Hi @vyepez88 , I was able to get the aberrant expression module running by removing the low count samples as suggested. I am now however facing errors with the aberrant splicing module. I used the same debugging method as described above and got this:

> snakemake <- readRDS("<path>/.drop/tmp/AS/small--v37/FRASER_summary.Rds")
> snakemake@input
[[1]]
[1] "<path>/processed_results/aberrant_splicing/datasets/savedObjects/small--v37/fds-object.RDS"

[[2]]
[1] "<path>/processed_results/aberrant_splicing/results/v37/fraser/small/results.tsv"

[[3]]
[1] "Scripts/AberrantSplicing/pipeline/FRASER/Summary.R"

$fdsin
[1] "<path>/processed_results/aberrant_splicing/datasets/savedObjects/small--v37/fds-object.RDS"

$results
[1] "<path>/processed_results/aberrant_splicing/results/v37/fraser/small/results.tsv"

$RScript
[1] "Scripts/AberrantSplicing/pipeline/FRASER/Summary.R"

> source("<path>/Scripts/AberrantSplicing/pipeline/FRASER/Summary.R")
Load packages
Loading assay: rawCountsJ
Loading assay: psi5
Loading assay: psi3
Loading assay: rawOtherCounts_psi5
Loading assay: rawOtherCounts_psi3
Loading assay: delta_psi5
Loading assay: delta_psi3
Loading assay: predictedMeans_psi5
Loading assay: predictedMeans_psi3
Loading assay: zScores_psi5
Loading assay: pvaluesBetaBinomial_junction_psi5
Loading assay: pvaluesBetaBinomial_psi5
Loading assay: padjBetaBinomial_psi5
Loading assay: zScores_psi3
Loading assay: pvaluesBetaBinomial_junction_psi3
Loading assay: pvaluesBetaBinomial_psi3
Loading assay: padjBetaBinomial_psi3
Loading assay: rawCountsSS
Loading assay: theta
Loading assay: rawOtherCounts_theta
Loading assay: delta_theta
Loading assay: predictedMeans_theta
Loading assay: zScores_theta
Loading assay: pvaluesBetaBinomial_junction_theta
Loading assay: pvaluesBetaBinomial_theta
Loading assay: padjBetaBinomial_theta
Error in fread(snakemake@input$results) :
  Input is either empty, fully whitespace, or skip has been set after the last non-whitespace.
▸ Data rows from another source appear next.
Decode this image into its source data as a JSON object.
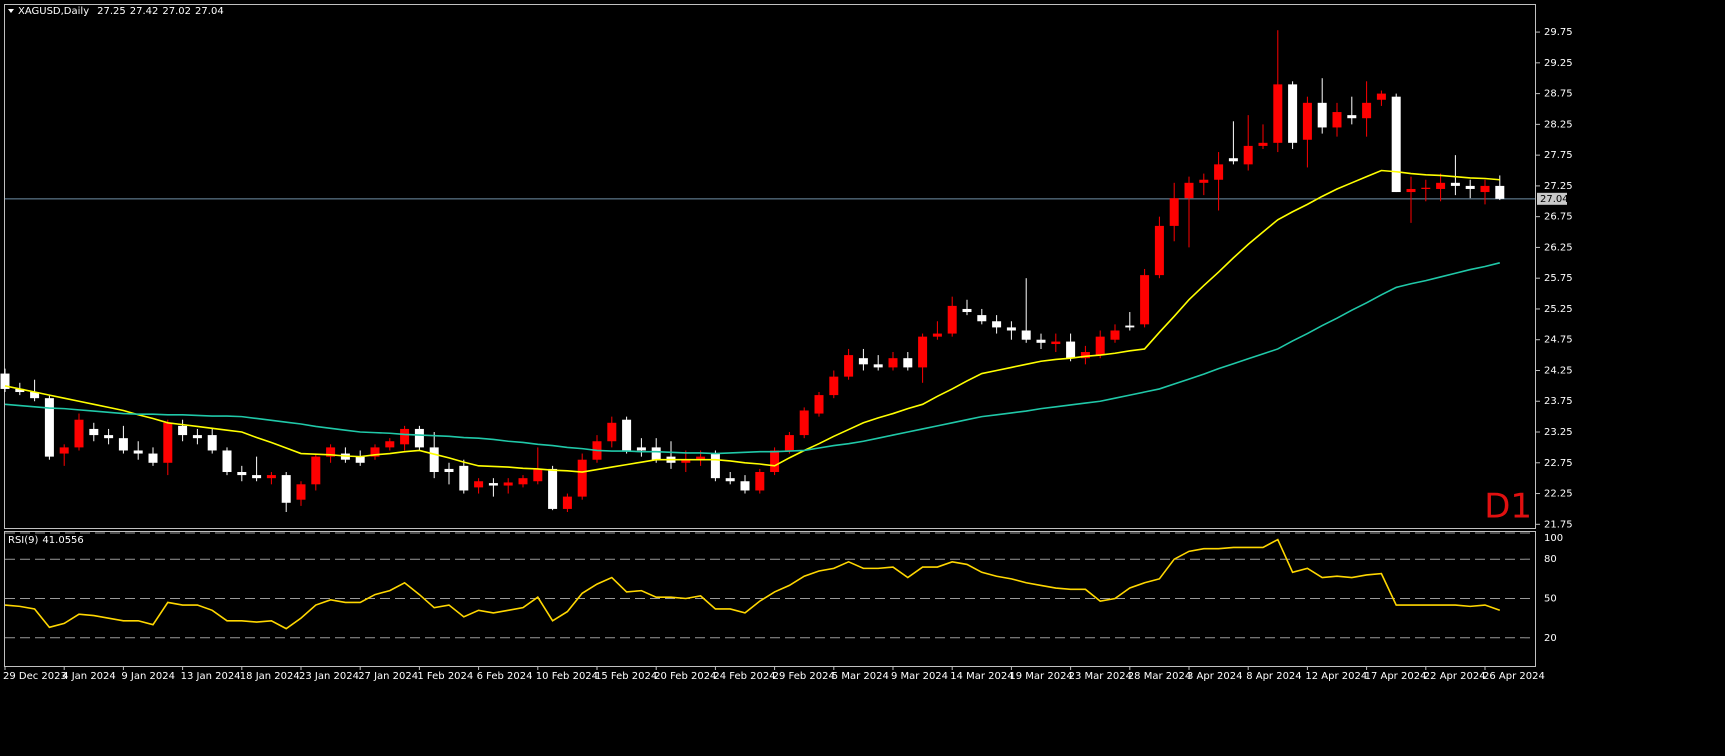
{
  "chart_data": {
    "type": "candlestick",
    "title": "XAGUSD,Daily",
    "timeframe_label": "D1",
    "categories": [
      "29 Dec 2023",
      null,
      null,
      null,
      "4 Jan 2024",
      null,
      null,
      null,
      "9 Jan 2024",
      null,
      null,
      null,
      "13 Jan 2024",
      null,
      null,
      null,
      "18 Jan 2024",
      null,
      null,
      null,
      "23 Jan 2024",
      null,
      null,
      null,
      "27 Jan 2024",
      null,
      null,
      null,
      "1 Feb 2024",
      null,
      null,
      null,
      "6 Feb 2024",
      null,
      null,
      null,
      "10 Feb 2024",
      null,
      null,
      null,
      "15 Feb 2024",
      null,
      null,
      null,
      "20 Feb 2024",
      null,
      null,
      null,
      "24 Feb 2024",
      null,
      null,
      null,
      "29 Feb 2024",
      null,
      null,
      null,
      "5 Mar 2024",
      null,
      null,
      null,
      "9 Mar 2024",
      null,
      null,
      null,
      "14 Mar 2024",
      null,
      null,
      null,
      "19 Mar 2024",
      null,
      null,
      null,
      "23 Mar 2024",
      null,
      null,
      null,
      "28 Mar 2024",
      null,
      null,
      null,
      "3 Apr 2024",
      null,
      null,
      null,
      "8 Apr 2024",
      null,
      null,
      null,
      "12 Apr 2024",
      null,
      null,
      null,
      "17 Apr 2024",
      null,
      null,
      null,
      "22 Apr 2024",
      null,
      null,
      null,
      "26 Apr 2024",
      null
    ],
    "open": [
      24.2,
      23.95,
      23.9,
      23.8,
      22.9,
      23.0,
      23.3,
      23.2,
      23.15,
      22.95,
      22.9,
      22.75,
      23.35,
      23.2,
      23.2,
      22.95,
      22.6,
      22.55,
      22.5,
      22.55,
      22.15,
      22.4,
      22.85,
      22.9,
      22.85,
      22.85,
      23.0,
      23.05,
      23.3,
      23.0,
      22.65,
      22.7,
      22.35,
      22.42,
      22.38,
      22.4,
      22.45,
      22.65,
      22.0,
      22.2,
      22.8,
      23.1,
      23.45,
      23.0,
      23.0,
      22.85,
      22.75,
      22.8,
      22.9,
      22.5,
      22.45,
      22.3,
      22.6,
      22.95,
      23.2,
      23.55,
      23.85,
      24.15,
      24.45,
      24.35,
      24.3,
      24.45,
      24.3,
      24.8,
      24.85,
      25.25,
      25.15,
      25.05,
      24.95,
      24.9,
      24.75,
      24.68,
      24.72,
      24.45,
      24.5,
      24.75,
      24.98,
      25.0,
      25.8,
      26.6,
      27.05,
      27.3,
      27.35,
      27.7,
      27.6,
      27.9,
      27.95,
      28.9,
      28.0,
      28.6,
      28.2,
      28.4,
      28.35,
      28.65,
      28.7,
      27.15,
      27.2,
      27.2,
      27.3,
      27.25,
      27.15,
      27.25
    ],
    "high": [
      24.28,
      24.05,
      24.1,
      23.85,
      23.05,
      23.55,
      23.4,
      23.3,
      23.35,
      23.1,
      23.0,
      23.45,
      23.45,
      23.3,
      23.3,
      23.0,
      22.7,
      22.85,
      22.6,
      22.6,
      22.45,
      22.9,
      23.05,
      23.0,
      22.95,
      23.05,
      23.15,
      23.35,
      23.35,
      23.25,
      22.75,
      22.8,
      22.5,
      22.5,
      22.5,
      22.55,
      23.0,
      22.7,
      22.25,
      22.9,
      23.2,
      23.5,
      23.5,
      23.15,
      23.15,
      23.1,
      22.95,
      22.95,
      22.95,
      22.6,
      22.55,
      22.65,
      23.0,
      23.25,
      23.65,
      23.9,
      24.25,
      24.6,
      24.6,
      24.5,
      24.55,
      24.55,
      24.85,
      25.05,
      25.45,
      25.4,
      25.25,
      25.15,
      25.05,
      25.75,
      24.85,
      24.85,
      24.85,
      24.65,
      24.9,
      25.0,
      25.2,
      25.9,
      26.75,
      27.3,
      27.4,
      27.45,
      27.8,
      28.3,
      28.4,
      28.25,
      29.78,
      28.95,
      28.7,
      29.0,
      28.6,
      28.7,
      28.95,
      28.8,
      28.75,
      27.4,
      27.35,
      27.45,
      27.75,
      27.35,
      27.35,
      27.42
    ],
    "low": [
      23.9,
      23.85,
      23.75,
      22.8,
      22.7,
      22.95,
      23.1,
      23.05,
      22.9,
      22.8,
      22.7,
      22.55,
      23.1,
      23.05,
      22.9,
      22.55,
      22.45,
      22.45,
      22.4,
      21.95,
      22.05,
      22.3,
      22.75,
      22.75,
      22.7,
      22.8,
      22.95,
      22.95,
      22.95,
      22.5,
      22.4,
      22.25,
      22.25,
      22.2,
      22.25,
      22.35,
      22.4,
      21.98,
      21.95,
      22.15,
      22.75,
      23.0,
      22.9,
      22.85,
      22.75,
      22.65,
      22.6,
      22.7,
      22.45,
      22.4,
      22.25,
      22.25,
      22.55,
      22.9,
      23.15,
      23.5,
      23.8,
      24.1,
      24.25,
      24.25,
      24.25,
      24.25,
      24.05,
      24.75,
      24.8,
      25.15,
      25.0,
      24.85,
      24.75,
      24.7,
      24.6,
      24.55,
      24.4,
      24.35,
      24.45,
      24.7,
      24.9,
      24.95,
      25.75,
      26.35,
      26.25,
      27.1,
      26.85,
      27.6,
      27.5,
      27.85,
      27.8,
      27.85,
      27.55,
      28.1,
      28.05,
      28.25,
      28.05,
      28.55,
      27.15,
      26.65,
      27.0,
      27.0,
      27.1,
      27.05,
      26.95,
      27.02
    ],
    "close": [
      23.95,
      23.9,
      23.8,
      22.85,
      23.0,
      23.45,
      23.2,
      23.15,
      22.95,
      22.9,
      22.75,
      23.4,
      23.2,
      23.15,
      22.95,
      22.6,
      22.55,
      22.5,
      22.55,
      22.1,
      22.4,
      22.85,
      23.0,
      22.8,
      22.75,
      23.0,
      23.1,
      23.3,
      23.0,
      22.6,
      22.6,
      22.3,
      22.45,
      22.38,
      22.43,
      22.5,
      22.65,
      22.0,
      22.2,
      22.8,
      23.1,
      23.4,
      22.95,
      22.95,
      22.8,
      22.75,
      22.8,
      22.85,
      22.5,
      22.45,
      22.3,
      22.6,
      22.95,
      23.2,
      23.6,
      23.85,
      24.15,
      24.5,
      24.35,
      24.3,
      24.45,
      24.3,
      24.8,
      24.85,
      25.3,
      25.2,
      25.05,
      24.95,
      24.9,
      24.75,
      24.7,
      24.72,
      24.45,
      24.55,
      24.8,
      24.9,
      24.95,
      25.8,
      26.6,
      27.05,
      27.3,
      27.35,
      27.6,
      27.65,
      27.9,
      27.95,
      28.9,
      27.95,
      28.6,
      28.2,
      28.45,
      28.35,
      28.6,
      28.75,
      27.15,
      27.2,
      27.22,
      27.3,
      27.25,
      27.2,
      27.25,
      27.04
    ],
    "up_color": "#ff0000",
    "down_color": "#ffffff",
    "ylim": [
      21.69,
      30.19
    ],
    "yticks": [
      29.75,
      29.25,
      28.75,
      28.25,
      27.75,
      27.25,
      26.75,
      26.25,
      25.75,
      25.25,
      24.75,
      24.25,
      23.75,
      23.25,
      22.75,
      22.25,
      21.75
    ],
    "moving_averages": [
      {
        "color": "#ffff00",
        "values": [
          24.0,
          23.95,
          23.9,
          23.85,
          23.8,
          23.75,
          23.7,
          23.65,
          23.6,
          23.53,
          23.47,
          23.4,
          23.37,
          23.34,
          23.31,
          23.28,
          23.25,
          23.16,
          23.08,
          22.99,
          22.9,
          22.89,
          22.88,
          22.86,
          22.85,
          22.88,
          22.9,
          22.93,
          22.95,
          22.89,
          22.83,
          22.76,
          22.7,
          22.69,
          22.68,
          22.66,
          22.65,
          22.63,
          22.62,
          22.6,
          22.64,
          22.68,
          22.72,
          22.76,
          22.8,
          22.8,
          22.8,
          22.8,
          22.8,
          22.78,
          22.75,
          22.73,
          22.7,
          22.83,
          22.95,
          23.06,
          23.18,
          23.29,
          23.4,
          23.48,
          23.55,
          23.63,
          23.7,
          23.83,
          23.95,
          24.08,
          24.2,
          24.25,
          24.3,
          24.35,
          24.4,
          24.43,
          24.45,
          24.48,
          24.5,
          24.53,
          24.57,
          24.6,
          24.87,
          25.13,
          25.4,
          25.63,
          25.85,
          26.08,
          26.3,
          26.5,
          26.7,
          26.83,
          26.95,
          27.08,
          27.2,
          27.3,
          27.4,
          27.5,
          27.48,
          27.45,
          27.43,
          27.42,
          27.4,
          27.38,
          27.37,
          27.35
        ]
      },
      {
        "color": "#20c8a8",
        "values": [
          23.7,
          23.68,
          23.66,
          23.64,
          23.63,
          23.61,
          23.59,
          23.57,
          23.55,
          23.54,
          23.54,
          23.53,
          23.53,
          23.52,
          23.51,
          23.51,
          23.5,
          23.47,
          23.44,
          23.41,
          23.38,
          23.34,
          23.31,
          23.28,
          23.25,
          23.24,
          23.23,
          23.21,
          23.2,
          23.19,
          23.18,
          23.16,
          23.15,
          23.13,
          23.1,
          23.08,
          23.05,
          23.03,
          23.0,
          22.98,
          22.95,
          22.94,
          22.94,
          22.93,
          22.93,
          22.92,
          22.91,
          22.91,
          22.9,
          22.91,
          22.92,
          22.93,
          22.93,
          22.94,
          22.95,
          22.99,
          23.03,
          23.06,
          23.1,
          23.15,
          23.2,
          23.25,
          23.3,
          23.35,
          23.4,
          23.45,
          23.5,
          23.53,
          23.56,
          23.59,
          23.63,
          23.66,
          23.69,
          23.72,
          23.75,
          23.8,
          23.85,
          23.9,
          23.95,
          24.03,
          24.11,
          24.19,
          24.28,
          24.36,
          24.44,
          24.52,
          24.6,
          24.73,
          24.85,
          24.98,
          25.1,
          25.23,
          25.35,
          25.48,
          25.6,
          25.66,
          25.71,
          25.77,
          25.83,
          25.89,
          25.94,
          26.0
        ]
      }
    ],
    "indicator": {
      "name": "RSI(9)",
      "color": "#ffd700",
      "ylim": [
        0,
        100
      ],
      "yticks": [
        100,
        80,
        50,
        20
      ],
      "values": [
        45,
        44,
        42,
        28,
        31,
        38,
        37,
        35,
        33,
        33,
        30,
        47,
        45,
        45,
        41,
        33,
        33,
        32,
        33,
        27,
        35,
        45,
        49,
        47,
        47,
        53,
        56,
        62,
        53,
        43,
        45,
        36,
        41,
        39,
        41,
        43,
        51,
        33,
        40,
        54,
        61,
        66,
        55,
        56,
        51,
        51,
        50,
        52,
        42,
        42,
        39,
        48,
        55,
        60,
        67,
        71,
        73,
        78,
        73,
        73,
        74,
        66,
        74,
        74,
        78,
        76,
        70,
        67,
        65,
        62,
        60,
        58,
        57,
        57,
        48,
        50,
        58,
        62,
        65,
        80,
        86,
        88,
        88,
        89,
        89,
        89,
        95,
        70,
        73,
        66,
        67,
        66,
        68,
        69,
        45,
        45,
        45,
        45,
        45,
        44,
        45,
        41.0556
      ]
    }
  }
}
Any help/advice is much appreciated.

vyepez88 commented 2 years ago

Does this file exist: <path>/processed_results/aberrant_splicing/results/v37/fraser/small/results.tsv? If not, you can regenerate it by executing snakemake <path>/processed_results/aberrant_splicing/results/v37/fraser/small/results.tsv

SathyaDarmalinggam commented 2 years ago

Hi @vyepez88, I regenerated the file using your command but get this warning message Warning message: The aberrant splicing pipeline gave 0 results for the small dataset. I proceeded to run the module again anyway, and it throws me the same error as above.

I've attached the log file from executing this: snakemake <path>/processed_results/aberrant_splicing/results/v37/fraser/small/results.tsv 2021-11-15T232136.144857.snakemake.log

vyepez88 commented 2 years ago

This means that there were no significant results for the small group using the cutoffs that you defined in the config file. If you change the padjCutoff to 1, the pipeline should run through.

SathyaDarmalinggam commented 2 years ago

Hi @vyepez88 & @nickhsmith , the pipeline runs through now. Thanks for your support!